In article , Julien Nicodeme wrote: :I am about to choose the transforms for a huge VPN depoyment using PIX :firewalls from 501 to 535 HA. Some of those firewalls will have VPN AC :cards, others not.
:Question, Are the VPN AC cards optimized for 3DES/DES or is it also :bringing refreshing soda's for busy PIX using AES?

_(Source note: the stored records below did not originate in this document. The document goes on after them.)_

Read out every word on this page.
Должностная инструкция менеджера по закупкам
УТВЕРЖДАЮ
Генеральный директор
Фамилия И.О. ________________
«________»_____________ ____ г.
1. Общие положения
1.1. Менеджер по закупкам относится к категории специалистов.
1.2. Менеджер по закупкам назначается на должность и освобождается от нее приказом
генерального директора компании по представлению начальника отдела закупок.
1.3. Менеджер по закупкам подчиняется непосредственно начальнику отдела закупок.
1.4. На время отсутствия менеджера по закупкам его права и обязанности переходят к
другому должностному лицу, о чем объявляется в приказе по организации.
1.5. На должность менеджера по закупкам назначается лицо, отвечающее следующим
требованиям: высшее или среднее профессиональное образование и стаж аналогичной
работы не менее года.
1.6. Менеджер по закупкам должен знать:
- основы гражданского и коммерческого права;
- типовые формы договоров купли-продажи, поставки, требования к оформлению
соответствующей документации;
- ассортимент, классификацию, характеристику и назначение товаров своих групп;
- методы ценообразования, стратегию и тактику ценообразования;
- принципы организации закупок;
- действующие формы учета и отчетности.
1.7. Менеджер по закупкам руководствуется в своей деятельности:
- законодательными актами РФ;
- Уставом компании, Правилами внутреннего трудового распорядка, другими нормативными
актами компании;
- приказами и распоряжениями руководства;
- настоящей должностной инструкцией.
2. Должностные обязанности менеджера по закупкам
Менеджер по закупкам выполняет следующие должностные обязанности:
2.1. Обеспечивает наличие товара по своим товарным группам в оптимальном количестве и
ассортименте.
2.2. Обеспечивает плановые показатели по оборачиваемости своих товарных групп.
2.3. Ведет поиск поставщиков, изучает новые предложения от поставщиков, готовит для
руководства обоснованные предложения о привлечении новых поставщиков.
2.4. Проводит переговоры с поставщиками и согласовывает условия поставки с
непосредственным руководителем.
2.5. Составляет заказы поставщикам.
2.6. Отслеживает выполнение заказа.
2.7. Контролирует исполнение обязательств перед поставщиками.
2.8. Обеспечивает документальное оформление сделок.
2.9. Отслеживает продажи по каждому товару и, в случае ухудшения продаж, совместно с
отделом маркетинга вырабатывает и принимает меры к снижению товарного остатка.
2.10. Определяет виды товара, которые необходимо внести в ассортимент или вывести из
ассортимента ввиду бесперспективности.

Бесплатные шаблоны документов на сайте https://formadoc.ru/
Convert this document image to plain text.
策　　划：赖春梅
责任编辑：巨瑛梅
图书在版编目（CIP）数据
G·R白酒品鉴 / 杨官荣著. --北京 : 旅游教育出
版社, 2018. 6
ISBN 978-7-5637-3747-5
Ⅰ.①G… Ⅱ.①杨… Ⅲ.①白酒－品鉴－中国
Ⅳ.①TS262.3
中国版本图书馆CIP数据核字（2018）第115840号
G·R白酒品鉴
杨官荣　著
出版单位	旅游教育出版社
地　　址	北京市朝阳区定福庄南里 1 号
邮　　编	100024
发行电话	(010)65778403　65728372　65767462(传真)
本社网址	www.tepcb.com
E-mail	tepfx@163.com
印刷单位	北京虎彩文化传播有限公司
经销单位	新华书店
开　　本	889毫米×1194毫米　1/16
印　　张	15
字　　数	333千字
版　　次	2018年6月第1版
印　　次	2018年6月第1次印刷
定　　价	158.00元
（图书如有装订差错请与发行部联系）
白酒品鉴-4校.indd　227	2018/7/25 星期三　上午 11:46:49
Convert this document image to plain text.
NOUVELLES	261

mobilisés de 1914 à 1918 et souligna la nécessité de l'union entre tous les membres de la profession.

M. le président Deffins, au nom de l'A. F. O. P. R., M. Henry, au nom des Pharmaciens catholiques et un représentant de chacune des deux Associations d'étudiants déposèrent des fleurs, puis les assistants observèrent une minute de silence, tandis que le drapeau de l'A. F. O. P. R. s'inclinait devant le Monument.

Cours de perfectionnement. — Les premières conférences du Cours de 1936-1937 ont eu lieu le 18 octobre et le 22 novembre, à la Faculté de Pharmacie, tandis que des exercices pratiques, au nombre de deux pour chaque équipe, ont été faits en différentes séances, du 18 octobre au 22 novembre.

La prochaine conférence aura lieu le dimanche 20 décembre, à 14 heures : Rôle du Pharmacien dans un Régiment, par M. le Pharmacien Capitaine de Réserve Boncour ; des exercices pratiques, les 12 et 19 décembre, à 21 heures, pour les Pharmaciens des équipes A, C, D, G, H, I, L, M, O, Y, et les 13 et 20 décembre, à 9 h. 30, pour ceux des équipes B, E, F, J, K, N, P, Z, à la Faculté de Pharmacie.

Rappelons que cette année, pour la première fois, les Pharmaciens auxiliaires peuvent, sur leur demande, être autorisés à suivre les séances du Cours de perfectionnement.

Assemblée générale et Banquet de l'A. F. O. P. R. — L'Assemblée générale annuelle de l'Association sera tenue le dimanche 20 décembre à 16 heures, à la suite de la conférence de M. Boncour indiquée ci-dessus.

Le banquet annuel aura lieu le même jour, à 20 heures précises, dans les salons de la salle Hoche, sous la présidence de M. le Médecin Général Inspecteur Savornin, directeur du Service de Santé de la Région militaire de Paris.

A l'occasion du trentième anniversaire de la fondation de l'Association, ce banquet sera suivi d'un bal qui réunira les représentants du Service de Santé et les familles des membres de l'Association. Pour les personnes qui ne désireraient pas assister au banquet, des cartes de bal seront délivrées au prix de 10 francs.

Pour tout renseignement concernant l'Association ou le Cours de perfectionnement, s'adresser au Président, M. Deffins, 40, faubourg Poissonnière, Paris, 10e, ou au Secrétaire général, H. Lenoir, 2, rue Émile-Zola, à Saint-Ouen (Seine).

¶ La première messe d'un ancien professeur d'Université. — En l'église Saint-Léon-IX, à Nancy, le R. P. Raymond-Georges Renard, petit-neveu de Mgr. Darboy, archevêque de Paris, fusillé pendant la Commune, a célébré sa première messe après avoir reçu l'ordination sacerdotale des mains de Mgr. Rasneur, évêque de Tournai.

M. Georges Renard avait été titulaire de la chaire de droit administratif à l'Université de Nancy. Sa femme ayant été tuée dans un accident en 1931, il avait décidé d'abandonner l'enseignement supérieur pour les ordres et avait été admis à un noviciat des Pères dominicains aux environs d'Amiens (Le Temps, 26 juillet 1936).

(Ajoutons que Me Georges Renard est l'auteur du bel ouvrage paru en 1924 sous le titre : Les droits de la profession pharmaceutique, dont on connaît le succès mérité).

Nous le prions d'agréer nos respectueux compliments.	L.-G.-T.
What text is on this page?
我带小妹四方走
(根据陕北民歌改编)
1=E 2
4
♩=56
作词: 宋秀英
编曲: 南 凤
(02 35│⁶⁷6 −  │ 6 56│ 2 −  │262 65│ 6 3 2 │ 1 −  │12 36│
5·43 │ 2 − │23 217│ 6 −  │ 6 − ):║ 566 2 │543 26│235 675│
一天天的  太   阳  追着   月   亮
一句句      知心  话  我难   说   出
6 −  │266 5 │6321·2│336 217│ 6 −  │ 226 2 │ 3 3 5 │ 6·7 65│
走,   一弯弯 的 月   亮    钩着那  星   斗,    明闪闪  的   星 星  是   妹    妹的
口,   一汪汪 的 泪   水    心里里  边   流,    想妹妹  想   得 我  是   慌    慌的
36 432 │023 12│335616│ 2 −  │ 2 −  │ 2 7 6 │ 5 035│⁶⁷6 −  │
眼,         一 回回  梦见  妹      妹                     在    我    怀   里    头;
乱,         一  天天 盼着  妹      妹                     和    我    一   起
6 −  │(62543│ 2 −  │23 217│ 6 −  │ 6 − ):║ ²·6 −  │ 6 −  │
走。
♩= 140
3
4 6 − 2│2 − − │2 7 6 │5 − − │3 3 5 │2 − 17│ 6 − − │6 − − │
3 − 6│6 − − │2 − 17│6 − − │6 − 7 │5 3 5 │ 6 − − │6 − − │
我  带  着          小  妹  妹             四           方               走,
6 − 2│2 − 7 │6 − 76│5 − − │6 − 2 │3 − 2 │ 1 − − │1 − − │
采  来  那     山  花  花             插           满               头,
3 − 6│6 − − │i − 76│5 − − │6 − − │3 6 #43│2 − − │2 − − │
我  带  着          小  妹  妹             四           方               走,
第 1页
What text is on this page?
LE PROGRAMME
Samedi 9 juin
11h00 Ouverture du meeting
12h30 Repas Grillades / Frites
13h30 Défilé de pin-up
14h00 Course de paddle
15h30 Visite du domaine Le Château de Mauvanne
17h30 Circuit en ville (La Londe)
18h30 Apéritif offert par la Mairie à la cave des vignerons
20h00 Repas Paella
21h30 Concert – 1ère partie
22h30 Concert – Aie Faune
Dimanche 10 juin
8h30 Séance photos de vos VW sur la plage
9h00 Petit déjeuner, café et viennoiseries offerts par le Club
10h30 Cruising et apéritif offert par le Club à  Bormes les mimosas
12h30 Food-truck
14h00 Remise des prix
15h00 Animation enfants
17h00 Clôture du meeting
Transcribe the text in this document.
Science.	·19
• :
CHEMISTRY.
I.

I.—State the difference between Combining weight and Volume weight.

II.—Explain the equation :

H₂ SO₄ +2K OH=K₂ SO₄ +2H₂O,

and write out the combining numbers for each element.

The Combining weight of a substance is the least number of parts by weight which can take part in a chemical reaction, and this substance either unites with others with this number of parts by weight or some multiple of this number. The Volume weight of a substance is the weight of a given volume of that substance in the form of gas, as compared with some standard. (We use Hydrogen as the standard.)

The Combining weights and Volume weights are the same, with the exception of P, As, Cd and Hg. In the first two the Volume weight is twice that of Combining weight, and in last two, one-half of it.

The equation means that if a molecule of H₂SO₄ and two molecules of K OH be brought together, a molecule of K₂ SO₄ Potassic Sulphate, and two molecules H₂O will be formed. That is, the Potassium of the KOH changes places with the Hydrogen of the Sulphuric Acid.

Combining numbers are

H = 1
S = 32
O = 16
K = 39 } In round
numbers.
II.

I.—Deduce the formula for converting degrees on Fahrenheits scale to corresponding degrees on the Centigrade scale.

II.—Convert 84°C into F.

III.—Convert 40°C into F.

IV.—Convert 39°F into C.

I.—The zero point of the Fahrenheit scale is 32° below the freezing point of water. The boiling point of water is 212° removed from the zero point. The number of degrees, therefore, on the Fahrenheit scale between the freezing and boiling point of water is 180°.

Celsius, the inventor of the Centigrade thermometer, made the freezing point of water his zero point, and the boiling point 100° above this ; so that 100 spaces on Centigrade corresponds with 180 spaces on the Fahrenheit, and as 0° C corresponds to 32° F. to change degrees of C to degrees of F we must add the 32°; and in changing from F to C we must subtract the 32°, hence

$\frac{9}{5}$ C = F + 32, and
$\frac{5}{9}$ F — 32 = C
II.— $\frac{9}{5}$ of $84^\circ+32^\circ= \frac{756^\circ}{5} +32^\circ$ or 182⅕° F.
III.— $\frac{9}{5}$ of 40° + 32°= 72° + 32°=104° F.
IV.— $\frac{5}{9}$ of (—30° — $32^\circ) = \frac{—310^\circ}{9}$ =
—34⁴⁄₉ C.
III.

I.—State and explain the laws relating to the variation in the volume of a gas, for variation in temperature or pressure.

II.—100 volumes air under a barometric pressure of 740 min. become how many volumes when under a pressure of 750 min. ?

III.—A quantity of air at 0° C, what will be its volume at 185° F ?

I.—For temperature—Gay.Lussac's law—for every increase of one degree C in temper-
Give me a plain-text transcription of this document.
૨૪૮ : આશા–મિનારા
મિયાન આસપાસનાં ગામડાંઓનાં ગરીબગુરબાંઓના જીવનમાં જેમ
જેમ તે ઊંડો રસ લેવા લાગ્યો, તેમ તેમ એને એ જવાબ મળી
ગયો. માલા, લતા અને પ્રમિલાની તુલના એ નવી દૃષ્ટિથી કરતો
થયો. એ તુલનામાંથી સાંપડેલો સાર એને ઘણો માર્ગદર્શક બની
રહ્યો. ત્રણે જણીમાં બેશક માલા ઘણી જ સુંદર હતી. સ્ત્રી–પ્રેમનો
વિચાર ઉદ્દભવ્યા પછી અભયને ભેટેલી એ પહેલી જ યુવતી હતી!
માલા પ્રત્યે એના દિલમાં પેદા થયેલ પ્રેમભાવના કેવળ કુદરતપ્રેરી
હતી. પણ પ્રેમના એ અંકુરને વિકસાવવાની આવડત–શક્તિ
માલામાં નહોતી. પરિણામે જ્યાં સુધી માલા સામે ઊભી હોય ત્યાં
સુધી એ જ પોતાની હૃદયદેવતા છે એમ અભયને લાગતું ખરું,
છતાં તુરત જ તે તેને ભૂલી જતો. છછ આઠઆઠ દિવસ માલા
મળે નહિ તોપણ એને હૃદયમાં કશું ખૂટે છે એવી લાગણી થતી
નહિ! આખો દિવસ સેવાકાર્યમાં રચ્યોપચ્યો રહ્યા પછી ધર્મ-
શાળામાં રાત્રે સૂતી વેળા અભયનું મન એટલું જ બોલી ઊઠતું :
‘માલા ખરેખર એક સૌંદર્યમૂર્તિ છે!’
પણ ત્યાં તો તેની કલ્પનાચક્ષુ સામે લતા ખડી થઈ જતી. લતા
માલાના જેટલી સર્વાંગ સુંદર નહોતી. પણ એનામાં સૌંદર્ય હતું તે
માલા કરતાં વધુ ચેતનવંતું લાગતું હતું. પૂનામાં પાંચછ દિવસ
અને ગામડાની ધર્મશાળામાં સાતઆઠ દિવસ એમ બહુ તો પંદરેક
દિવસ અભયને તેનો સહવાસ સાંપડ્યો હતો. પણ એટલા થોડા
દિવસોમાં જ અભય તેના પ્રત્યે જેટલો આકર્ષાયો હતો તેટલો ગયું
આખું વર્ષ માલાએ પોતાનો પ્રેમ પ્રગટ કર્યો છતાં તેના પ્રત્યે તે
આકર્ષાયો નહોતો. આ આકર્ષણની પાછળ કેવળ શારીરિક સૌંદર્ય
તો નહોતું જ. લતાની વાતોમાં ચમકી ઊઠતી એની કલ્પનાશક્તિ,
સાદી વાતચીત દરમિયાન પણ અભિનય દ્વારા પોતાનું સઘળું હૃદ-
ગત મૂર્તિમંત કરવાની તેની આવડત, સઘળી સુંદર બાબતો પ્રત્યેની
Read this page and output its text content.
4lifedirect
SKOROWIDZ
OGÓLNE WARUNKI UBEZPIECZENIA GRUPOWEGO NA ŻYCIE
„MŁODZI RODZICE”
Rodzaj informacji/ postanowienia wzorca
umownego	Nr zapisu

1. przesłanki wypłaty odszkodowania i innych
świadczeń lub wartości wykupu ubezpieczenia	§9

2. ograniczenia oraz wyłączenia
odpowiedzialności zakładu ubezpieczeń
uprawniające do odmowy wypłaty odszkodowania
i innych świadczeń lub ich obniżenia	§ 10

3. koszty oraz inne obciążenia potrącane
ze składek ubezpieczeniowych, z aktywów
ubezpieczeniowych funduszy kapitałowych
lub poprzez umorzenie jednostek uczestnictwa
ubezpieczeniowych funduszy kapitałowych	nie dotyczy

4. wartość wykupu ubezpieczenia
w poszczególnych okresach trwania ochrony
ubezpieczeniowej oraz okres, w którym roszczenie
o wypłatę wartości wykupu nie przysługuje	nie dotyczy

501: 3 Mbps 3DES, 4.5 Mbps AES-128, ? AES-256
506: 10 Mbps 3DES, ? AES-128, ? AES-256
506E: 17 Mbps 3DES, 30 Mbps AES-128, ? AES-256
515: ??
515E + VAC: 63 Mbps 3DES, ? AES-128, ? AES-256
515E + VAC+: 140 Mbps 3DES, 135 Mbps AES-128, 140 Mbps AES-256
520: ?
520 + VAC : (supported, rates unknown)
520 + VAC+ : (supported, rates unknown)
525 + VAC: 72 Mbps 3DES, ? AES-128, ? AES-256
525 + VAC+: 155 Mbps 3DES, 165 Mbps AES-128, 170 Mbps AES-256
535 + VAC: 100 MBPS 3DES, ? AES-128, ? AES-256
535 + VAC+: 440 Mbps 3DES, 535 Mbps AES-128, 440 Mbps AES-256
Note: there are documented total VPN throughput restrictions on the
506E, 515, and 515E, that are noticably lower than the figures given above. The documentation might not reflect the use of VAC/VAC+. Also, the document was the "506E/515E Q&A" from the 6.1(2) timeframe, but 6.2 introduced substantial VPN speedups for at least some of the systems (e.g., 501), so the data in that document may be obsolete.